Rimanere in lui – Gv 15,1-8
In quel tempo, disse Gesù ai suoi discepoli:
«Io sono la vite vera e il Padre mio è l’agricoltore. Ogni tralcio che in me non porta frutto, lo taglia, e ogni tralcio che porta frutto, lo pota perché porti più frutto. Voi siete già puri, a causa della parola che vi ho annunciato.
Rimanete in me e io in voi. Come il tralcio non può portare frutto da se stesso se non rimane nella vite, così neanche voi se non rimanete in me. Io sono la vite, voi i tralci. Chi rimane in me, e io in lui, porta molto frutto, perché senza di me non potete far nulla. Chi non rimane in me viene gettato via come il tralcio e secca; poi lo raccolgono, lo gettano nel fuoco e lo bruciano.
Se rimanete in me e le mie parole rimangono in voi, chiedete quello che volete e vi sarà fatto. In questo è glorificato il Padre mio: che portiate molto frutto e diventiate miei discepoli».

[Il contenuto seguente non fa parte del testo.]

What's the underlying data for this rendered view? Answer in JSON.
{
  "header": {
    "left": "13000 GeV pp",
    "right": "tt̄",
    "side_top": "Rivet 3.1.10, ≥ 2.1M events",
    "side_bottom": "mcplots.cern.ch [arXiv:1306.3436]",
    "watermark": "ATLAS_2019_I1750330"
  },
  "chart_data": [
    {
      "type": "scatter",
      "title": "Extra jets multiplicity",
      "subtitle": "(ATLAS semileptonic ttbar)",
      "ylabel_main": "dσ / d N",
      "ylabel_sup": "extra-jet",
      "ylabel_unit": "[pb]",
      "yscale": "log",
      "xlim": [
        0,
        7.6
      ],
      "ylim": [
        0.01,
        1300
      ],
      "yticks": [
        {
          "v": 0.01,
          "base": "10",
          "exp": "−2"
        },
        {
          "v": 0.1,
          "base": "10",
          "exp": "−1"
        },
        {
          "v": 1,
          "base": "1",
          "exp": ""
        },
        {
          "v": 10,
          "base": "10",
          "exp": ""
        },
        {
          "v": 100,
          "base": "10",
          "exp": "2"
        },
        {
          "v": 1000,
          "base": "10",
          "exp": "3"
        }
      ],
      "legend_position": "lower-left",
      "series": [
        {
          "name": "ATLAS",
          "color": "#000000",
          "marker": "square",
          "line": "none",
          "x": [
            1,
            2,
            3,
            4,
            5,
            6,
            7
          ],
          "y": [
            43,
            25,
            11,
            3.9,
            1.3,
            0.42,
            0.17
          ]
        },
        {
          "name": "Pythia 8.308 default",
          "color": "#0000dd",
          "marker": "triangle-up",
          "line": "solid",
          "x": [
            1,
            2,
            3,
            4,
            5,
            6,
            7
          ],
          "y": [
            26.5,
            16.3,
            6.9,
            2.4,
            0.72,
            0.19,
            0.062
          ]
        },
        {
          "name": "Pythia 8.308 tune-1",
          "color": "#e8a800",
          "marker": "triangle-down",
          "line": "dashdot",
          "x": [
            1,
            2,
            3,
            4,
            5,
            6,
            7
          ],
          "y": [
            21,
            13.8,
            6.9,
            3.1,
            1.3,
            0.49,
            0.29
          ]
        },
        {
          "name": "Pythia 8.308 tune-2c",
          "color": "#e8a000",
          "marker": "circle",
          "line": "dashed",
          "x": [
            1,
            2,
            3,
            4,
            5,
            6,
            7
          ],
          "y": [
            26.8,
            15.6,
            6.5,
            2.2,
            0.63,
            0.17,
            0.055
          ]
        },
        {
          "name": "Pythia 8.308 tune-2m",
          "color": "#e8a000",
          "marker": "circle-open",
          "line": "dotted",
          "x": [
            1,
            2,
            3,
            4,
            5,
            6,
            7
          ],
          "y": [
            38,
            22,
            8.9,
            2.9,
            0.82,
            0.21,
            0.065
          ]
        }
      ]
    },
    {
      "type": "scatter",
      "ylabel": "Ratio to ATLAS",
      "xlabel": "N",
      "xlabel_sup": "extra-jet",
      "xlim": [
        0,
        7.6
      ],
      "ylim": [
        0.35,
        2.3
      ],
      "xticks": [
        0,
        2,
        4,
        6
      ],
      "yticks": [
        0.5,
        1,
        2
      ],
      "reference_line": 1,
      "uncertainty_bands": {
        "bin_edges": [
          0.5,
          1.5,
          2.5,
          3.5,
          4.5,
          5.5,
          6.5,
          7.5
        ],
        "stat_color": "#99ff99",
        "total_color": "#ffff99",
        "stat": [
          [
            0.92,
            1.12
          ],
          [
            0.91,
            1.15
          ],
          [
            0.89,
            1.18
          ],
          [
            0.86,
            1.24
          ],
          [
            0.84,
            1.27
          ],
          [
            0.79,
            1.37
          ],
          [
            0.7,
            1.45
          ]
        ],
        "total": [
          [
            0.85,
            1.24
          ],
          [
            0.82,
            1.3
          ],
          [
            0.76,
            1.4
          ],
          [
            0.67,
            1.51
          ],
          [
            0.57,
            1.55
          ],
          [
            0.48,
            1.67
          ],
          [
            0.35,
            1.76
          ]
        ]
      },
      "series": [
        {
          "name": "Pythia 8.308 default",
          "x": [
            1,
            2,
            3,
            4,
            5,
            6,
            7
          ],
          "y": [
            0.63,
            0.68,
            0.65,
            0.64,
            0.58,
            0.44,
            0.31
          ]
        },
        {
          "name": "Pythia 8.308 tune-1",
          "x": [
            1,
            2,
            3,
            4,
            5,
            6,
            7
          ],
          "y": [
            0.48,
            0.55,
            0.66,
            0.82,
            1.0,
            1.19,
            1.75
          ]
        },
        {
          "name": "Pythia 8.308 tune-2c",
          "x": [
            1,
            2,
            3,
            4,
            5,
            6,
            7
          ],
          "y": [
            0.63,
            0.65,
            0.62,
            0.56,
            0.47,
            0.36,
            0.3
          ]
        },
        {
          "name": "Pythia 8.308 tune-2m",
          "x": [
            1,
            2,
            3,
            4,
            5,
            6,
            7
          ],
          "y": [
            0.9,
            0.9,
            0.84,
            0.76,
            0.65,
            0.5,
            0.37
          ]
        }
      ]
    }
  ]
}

Con l’immagine della vigna siamo al centro del testamento di Gesù nel vangelo di Giovanni. È l’invito accorato a rimanere nel suo amore di fronte all’odio del mondo che si contrappone alla regola dell’amore che è principio di vita consegnata ai discepoli.
La vite, come il pane e la luce, come la porta e il pastore, come la via è presa da Gesù per dire ci egli è, la vera vite che rimane fedele e non delude il Vignaiolo, il Padre suo. Da quel tronco fiorirà il nuovo popolo di Dio.

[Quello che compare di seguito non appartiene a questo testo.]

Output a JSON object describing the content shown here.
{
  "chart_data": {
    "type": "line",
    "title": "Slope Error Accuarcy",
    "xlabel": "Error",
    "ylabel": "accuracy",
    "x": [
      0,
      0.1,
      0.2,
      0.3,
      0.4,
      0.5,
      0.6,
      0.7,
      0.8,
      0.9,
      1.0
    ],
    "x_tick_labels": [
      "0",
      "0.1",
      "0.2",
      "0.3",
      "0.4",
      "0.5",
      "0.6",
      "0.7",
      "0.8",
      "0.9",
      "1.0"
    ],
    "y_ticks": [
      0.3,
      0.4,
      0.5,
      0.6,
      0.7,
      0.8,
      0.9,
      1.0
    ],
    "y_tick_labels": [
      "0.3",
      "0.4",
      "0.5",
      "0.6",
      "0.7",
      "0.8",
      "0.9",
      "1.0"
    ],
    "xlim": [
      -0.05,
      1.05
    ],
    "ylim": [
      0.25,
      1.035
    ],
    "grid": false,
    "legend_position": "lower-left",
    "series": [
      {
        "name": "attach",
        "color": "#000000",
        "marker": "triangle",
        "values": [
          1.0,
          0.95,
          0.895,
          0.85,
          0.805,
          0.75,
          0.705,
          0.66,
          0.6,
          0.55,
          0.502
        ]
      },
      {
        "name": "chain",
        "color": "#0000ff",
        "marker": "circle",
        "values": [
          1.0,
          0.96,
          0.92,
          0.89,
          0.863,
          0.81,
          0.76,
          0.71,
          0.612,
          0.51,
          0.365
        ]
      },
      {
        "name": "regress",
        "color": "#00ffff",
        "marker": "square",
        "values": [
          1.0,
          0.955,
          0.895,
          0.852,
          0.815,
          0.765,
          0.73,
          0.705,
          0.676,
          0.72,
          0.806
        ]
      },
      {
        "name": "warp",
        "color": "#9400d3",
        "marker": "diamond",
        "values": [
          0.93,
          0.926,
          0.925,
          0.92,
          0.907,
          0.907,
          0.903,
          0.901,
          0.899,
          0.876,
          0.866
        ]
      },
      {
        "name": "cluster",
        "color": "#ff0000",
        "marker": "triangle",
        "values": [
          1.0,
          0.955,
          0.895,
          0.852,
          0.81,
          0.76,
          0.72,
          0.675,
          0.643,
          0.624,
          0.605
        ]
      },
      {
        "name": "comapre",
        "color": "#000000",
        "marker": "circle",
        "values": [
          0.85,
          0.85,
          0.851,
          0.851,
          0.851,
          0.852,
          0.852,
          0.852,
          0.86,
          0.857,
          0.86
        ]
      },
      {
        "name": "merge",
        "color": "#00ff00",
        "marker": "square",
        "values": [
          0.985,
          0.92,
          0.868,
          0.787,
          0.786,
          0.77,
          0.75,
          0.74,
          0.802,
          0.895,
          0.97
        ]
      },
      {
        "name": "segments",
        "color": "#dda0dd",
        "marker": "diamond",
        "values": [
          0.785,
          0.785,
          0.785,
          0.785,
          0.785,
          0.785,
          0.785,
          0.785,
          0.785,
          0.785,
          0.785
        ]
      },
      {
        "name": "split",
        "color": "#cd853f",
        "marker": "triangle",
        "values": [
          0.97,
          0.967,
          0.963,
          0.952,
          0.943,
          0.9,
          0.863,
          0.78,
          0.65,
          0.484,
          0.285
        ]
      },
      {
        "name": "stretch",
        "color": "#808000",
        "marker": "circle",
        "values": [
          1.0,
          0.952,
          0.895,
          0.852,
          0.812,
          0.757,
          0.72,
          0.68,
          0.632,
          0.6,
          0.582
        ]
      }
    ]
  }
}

Rimanere in lui, nonostante le prove e i fallimenti è il testamento di Gesù. «Rimanete in me e io in voi», forma di una inabitazione che è dono divino, la quale invita ad essere fruttuosi, come è stato Gesù.

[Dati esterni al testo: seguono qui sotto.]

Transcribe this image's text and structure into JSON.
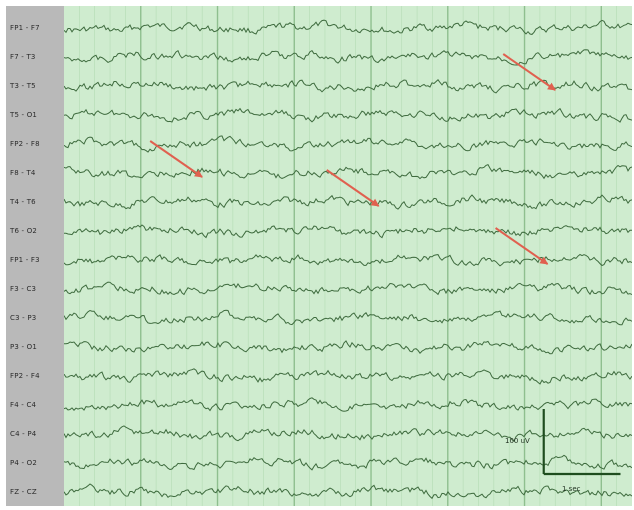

Rendere gloria a Dio è il frutto maturo e bello di un discernimento che riconosce, nell’amore vicendevole dei discepoli di Gesù, un agire umano che ha in Dio il suo principio e il suo fine.
Essere tralcio legato alla vite (Gesù) è il senso dell’essere chiesa, un inno di lode e di amore che unisce la terra al cielo nel cuore degli uomini e delle donne nel segno della Pasqua di Cristo.